Norman Schur, British English A to Zed, third edition (2007) reports that fillet in British English has two corresponding senses in U.S. English: tenderloin and filet. Here is Schur's entry for fillet:
fillet, n. 1. tenderloin 2. filet
(Rhymes with MILLET, not MILLAY.) On an American restaurant menu the equivalent would be tenderloin steak, or perhaps filet mignon. The term may also be applied to pork, lamb, etc. 2. a piece of fish served without the bones.
Merriam-Webster's Eleventh Collegiate Dictionary (2003) treats filet as a variant spelling of one particular sense of fillet. Here is the Eleventh Collegiate's entry for fillet:
fillet in sense 2b also filet n {ME filet, fr. AF, dim. of fil thread, fr. L filum — more at FILE} (14c) 1 : a ribbon or narrow strip of material used esp. as a headband 2 a : a thin narrow strip of material b : a piece or slice of boneless meat or fish; esp : the tenderloin of beef 3 a : a concave junction formed where two surfaces meet (as at an angle) b : a strip that gives a rounded appearance to such a junction; also : a strip to reinforce the corner where two surfaces meet 4 : a narrow flat architectural member: a : a flat molding separating others b : the space between two flutings in a shaft
So in Schur's view, the main difference between fillet and filet is that, in addition to being coextensive with filet in a general sense in connection with cuts of meat, fillet in British English is used to refer to the specific cut of beef called, in U.S. English, tenderloin.
For its part, Merriam-Webster emphasizes that fillet and filet have the same meaning in meat sense, but then notes that fillet has multiple additional meanings that filet does not.
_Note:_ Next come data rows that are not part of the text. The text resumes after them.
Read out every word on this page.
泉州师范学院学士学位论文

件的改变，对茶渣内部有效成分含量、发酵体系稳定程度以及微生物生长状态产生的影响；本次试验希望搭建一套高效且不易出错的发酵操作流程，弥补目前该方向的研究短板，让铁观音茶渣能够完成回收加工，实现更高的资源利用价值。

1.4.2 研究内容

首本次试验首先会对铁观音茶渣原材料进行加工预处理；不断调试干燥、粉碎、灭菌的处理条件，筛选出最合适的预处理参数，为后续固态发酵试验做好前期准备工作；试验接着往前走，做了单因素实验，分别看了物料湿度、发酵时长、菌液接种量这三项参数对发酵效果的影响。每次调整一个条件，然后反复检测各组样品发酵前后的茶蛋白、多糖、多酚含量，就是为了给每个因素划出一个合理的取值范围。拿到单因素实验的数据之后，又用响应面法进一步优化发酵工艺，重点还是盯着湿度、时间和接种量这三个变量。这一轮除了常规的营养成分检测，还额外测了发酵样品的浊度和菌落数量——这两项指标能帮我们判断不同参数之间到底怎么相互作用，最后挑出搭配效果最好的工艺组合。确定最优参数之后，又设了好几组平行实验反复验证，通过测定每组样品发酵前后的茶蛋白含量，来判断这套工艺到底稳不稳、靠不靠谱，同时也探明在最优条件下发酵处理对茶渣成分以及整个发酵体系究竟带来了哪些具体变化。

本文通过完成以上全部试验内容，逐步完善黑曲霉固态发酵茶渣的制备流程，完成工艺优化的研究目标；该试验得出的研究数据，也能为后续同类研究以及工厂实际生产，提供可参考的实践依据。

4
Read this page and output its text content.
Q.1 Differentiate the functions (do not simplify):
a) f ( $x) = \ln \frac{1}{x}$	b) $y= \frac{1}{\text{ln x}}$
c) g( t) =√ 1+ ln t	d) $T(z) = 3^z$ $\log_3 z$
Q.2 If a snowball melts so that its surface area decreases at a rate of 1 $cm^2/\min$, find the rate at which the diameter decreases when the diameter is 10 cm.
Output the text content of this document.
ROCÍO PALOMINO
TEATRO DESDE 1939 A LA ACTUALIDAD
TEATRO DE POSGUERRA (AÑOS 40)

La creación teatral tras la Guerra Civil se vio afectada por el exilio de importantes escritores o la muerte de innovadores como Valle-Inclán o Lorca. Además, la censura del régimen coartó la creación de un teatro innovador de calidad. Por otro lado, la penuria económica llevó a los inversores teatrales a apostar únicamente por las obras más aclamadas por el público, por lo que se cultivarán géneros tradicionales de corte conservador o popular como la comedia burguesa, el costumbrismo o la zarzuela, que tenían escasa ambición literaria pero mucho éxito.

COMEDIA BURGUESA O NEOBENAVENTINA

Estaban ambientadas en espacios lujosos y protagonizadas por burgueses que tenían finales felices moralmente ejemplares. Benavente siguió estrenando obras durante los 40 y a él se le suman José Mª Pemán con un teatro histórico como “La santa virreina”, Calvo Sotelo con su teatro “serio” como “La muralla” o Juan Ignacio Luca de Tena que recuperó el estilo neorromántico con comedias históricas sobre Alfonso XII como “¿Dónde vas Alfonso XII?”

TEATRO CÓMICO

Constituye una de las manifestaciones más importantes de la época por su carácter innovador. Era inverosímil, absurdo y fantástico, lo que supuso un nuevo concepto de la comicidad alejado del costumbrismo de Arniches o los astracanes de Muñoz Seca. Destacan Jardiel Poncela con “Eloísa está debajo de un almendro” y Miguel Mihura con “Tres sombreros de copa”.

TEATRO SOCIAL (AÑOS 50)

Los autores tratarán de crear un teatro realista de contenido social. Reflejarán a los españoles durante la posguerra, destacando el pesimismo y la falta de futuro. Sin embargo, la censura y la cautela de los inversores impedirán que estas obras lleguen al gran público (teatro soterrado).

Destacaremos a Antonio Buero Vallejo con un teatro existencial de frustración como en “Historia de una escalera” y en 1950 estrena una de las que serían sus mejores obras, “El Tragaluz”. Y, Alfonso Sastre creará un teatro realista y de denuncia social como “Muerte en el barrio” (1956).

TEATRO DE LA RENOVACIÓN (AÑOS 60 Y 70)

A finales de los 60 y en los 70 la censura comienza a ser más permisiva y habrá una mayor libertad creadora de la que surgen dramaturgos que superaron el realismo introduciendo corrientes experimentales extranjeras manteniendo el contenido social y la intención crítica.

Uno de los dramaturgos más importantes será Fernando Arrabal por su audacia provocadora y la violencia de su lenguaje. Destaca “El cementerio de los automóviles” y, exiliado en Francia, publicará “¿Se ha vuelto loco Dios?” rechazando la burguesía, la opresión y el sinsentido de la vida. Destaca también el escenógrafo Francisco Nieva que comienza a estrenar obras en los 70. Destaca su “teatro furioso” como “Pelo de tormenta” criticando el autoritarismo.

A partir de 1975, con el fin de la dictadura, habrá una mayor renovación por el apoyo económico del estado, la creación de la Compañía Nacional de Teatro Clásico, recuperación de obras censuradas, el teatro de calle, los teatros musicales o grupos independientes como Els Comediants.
On the other hand, according to the Eleventh Collegiate, filet has one meaning in English that fillet doesn't:
filet n {F, lit., net} (1838) : a lace with a square mesh and geometric designs
Aside from an entry for filet mignon (which Merriam-Webster defines as "a thick slice of beef cut from the narrow end of a beef tenderloin" and assigns a first occurrence date in English of 1835), that is the only entry for filet in the Eleventh Collegiate.
With regard to the word's etymology, Glynnis Chantrell, The Oxford Dictionary of Word Histories (2002) has this entry for fillet, confirming the summary that appears in the Eleventh Collegiate:
fillet {Middle English} Early use of the word was to denote a band worn round the head. Old French filet 'thread' based on Latin filum 'thread' is the source of the word in English. Current senses all involve the notion 'thin strip' (e.g., fillets of beef, fillet impressed on a book cover, etc.).